Based on the error message you included, the only thing I can tell is that there's a problem when trying to run this model in parallel using the {furrr} and {future} packages. I would suggest running the model not in parallel (i.e., sequentially) to see if there's a specific issue you're having with the segment_behavior() function from the {bayesmove} package. It also may be worth checking that the exact example (linked above) from the repo works as expected on your computer.
It's also worth mentioning that none of the bins created when discretizing can be empty. So if you run apply(dat.disc[,c('SL','TA','Disp')], 2, table)
, make sure that none of these bins have 0 observations assigned. If so, you'll need to reconfigure how you discretize this data stream.
It turns out this is an issue with memory size allocation on my mac it has low memory because i am using a large dataset, any recommendations on how to run the code if i have a large dataset?
If it works on your computer, I would suggest just running the segmentation model on a single core (instead of in parallel). So, just running dat.res.seg1 <- segment_behavior(data = dat.list.sub, ngibbs = ngibbs, nbins = nbins, alpha = alpha)

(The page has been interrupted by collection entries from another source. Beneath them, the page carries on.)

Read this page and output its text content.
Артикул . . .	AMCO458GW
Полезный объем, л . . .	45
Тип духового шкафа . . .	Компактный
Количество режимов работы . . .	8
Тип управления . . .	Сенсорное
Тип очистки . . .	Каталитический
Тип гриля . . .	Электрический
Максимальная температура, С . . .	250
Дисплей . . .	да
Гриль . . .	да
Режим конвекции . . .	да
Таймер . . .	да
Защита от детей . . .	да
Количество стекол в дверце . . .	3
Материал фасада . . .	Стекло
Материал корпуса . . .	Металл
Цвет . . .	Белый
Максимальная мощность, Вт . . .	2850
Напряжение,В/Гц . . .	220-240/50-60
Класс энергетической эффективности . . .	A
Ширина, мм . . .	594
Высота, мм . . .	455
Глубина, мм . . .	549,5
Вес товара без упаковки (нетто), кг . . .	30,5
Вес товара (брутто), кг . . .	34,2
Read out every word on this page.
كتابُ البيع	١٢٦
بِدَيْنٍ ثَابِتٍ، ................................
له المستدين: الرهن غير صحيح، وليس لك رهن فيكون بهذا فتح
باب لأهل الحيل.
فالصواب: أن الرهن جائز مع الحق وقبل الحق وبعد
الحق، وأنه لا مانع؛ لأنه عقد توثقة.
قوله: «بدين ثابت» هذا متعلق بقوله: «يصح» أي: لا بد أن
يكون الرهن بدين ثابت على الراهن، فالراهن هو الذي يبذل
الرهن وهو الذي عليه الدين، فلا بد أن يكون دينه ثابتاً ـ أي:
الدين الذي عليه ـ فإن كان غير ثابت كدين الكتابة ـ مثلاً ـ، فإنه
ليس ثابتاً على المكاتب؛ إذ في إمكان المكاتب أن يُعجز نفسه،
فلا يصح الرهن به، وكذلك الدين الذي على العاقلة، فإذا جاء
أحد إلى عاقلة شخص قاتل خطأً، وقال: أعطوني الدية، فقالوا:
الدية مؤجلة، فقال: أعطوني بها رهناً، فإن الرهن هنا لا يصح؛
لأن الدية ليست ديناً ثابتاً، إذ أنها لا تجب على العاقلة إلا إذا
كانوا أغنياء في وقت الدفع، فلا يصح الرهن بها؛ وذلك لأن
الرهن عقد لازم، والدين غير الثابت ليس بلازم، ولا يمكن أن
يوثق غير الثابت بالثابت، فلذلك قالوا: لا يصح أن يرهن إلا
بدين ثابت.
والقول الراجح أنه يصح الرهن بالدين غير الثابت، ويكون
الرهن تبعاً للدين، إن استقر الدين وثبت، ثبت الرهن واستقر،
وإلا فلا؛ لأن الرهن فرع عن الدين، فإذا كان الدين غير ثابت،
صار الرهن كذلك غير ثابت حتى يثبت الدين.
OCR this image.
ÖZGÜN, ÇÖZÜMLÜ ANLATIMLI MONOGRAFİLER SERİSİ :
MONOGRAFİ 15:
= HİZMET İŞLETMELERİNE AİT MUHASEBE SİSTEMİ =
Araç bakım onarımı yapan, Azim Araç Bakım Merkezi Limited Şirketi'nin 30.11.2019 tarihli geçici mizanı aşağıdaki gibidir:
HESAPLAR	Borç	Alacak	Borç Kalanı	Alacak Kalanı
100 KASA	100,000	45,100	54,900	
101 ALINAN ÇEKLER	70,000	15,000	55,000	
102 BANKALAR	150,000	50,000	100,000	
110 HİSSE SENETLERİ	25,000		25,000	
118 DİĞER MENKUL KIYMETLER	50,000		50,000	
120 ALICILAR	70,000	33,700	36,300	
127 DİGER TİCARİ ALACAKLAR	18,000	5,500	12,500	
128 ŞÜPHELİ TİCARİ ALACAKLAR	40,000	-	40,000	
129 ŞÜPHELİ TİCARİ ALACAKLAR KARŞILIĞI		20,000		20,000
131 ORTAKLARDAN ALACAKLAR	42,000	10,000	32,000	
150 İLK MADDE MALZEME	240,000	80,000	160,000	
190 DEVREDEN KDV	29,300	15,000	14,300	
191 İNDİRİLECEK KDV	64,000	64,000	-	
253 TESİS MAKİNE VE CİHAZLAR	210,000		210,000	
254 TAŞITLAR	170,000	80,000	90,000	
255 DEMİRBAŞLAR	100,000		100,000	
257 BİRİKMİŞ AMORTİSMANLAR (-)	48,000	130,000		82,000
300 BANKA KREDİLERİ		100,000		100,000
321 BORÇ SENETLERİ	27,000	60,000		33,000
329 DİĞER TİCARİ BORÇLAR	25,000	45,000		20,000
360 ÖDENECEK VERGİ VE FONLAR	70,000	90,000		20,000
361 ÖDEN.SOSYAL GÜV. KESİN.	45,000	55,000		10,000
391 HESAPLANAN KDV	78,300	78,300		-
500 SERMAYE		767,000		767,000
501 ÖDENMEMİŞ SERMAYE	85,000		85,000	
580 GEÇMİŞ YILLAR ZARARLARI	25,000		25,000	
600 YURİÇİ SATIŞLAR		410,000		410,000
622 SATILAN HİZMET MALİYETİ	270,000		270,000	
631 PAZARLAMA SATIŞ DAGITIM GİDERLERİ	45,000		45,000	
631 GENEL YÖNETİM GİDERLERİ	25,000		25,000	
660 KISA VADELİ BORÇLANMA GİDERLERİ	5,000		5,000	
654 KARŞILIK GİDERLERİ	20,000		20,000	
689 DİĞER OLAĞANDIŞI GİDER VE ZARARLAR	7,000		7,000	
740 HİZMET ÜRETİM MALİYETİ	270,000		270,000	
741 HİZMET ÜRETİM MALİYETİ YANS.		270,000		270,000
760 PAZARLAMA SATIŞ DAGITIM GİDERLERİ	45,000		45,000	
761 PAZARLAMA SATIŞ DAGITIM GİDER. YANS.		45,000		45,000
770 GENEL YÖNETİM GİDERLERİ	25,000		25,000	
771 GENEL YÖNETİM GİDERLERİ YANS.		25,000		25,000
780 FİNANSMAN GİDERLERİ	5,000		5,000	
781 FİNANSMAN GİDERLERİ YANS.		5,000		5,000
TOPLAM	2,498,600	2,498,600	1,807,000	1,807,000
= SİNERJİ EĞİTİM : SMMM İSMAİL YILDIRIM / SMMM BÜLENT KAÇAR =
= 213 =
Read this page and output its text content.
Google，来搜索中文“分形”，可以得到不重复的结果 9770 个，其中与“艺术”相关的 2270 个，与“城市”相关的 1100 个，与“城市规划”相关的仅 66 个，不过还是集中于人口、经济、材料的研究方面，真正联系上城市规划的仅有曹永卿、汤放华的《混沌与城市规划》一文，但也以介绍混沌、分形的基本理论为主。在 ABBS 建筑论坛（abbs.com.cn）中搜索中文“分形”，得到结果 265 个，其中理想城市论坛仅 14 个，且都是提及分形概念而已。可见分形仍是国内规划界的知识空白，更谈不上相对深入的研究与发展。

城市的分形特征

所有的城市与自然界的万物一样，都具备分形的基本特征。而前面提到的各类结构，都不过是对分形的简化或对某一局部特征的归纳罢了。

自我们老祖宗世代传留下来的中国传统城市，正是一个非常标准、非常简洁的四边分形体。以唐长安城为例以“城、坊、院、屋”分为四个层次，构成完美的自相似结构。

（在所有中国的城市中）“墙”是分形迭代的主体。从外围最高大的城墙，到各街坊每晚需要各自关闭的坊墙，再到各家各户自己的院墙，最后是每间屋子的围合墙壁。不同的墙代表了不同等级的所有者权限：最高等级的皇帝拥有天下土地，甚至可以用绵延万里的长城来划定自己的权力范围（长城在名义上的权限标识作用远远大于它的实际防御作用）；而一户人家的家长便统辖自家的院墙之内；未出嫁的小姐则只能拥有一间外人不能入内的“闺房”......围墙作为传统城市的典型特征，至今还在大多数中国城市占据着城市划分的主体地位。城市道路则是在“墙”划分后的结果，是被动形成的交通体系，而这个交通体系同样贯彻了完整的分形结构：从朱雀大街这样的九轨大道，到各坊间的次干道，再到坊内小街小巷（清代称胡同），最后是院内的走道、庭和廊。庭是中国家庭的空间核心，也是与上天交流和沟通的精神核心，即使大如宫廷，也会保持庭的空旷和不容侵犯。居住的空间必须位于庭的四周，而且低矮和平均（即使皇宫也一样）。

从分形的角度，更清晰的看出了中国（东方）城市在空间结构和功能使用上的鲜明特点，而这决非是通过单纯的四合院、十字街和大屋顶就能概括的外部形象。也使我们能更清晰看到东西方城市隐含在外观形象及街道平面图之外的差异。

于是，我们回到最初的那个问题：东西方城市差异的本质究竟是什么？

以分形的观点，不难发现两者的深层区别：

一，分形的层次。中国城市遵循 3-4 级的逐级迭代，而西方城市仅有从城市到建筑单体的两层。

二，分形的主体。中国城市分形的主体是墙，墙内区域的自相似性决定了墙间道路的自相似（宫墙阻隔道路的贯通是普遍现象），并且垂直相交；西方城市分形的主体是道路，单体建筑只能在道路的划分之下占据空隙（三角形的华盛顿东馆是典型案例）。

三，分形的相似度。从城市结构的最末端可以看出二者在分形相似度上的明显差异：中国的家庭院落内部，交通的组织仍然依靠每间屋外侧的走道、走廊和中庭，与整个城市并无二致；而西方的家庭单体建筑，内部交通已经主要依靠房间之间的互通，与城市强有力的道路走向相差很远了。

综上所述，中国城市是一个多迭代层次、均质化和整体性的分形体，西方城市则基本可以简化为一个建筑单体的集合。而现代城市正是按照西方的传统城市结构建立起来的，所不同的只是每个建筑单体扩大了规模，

without future::plan(multisession, workers = n_workers)
before it.
If that still poses a problem, I would try splitting your dataset (dat.list.sub
) up into chunks. So maybe start by defining one R object that contains the first half of that list and another that contains the second half. Each ID (or list element) is evaluated independently, so this won't affect the results.
Hope that helps.
Thank you so much we give you feedback if it works
I found the solution to the problem. I was not a memory issue but rather as mismatch in the number of bins that was causing it. Thank you for the help, I was only about to identify it when i reduced the chunk the chunk size to 1 id.
Glad you were able to figure out the problem and that it was simple to fix.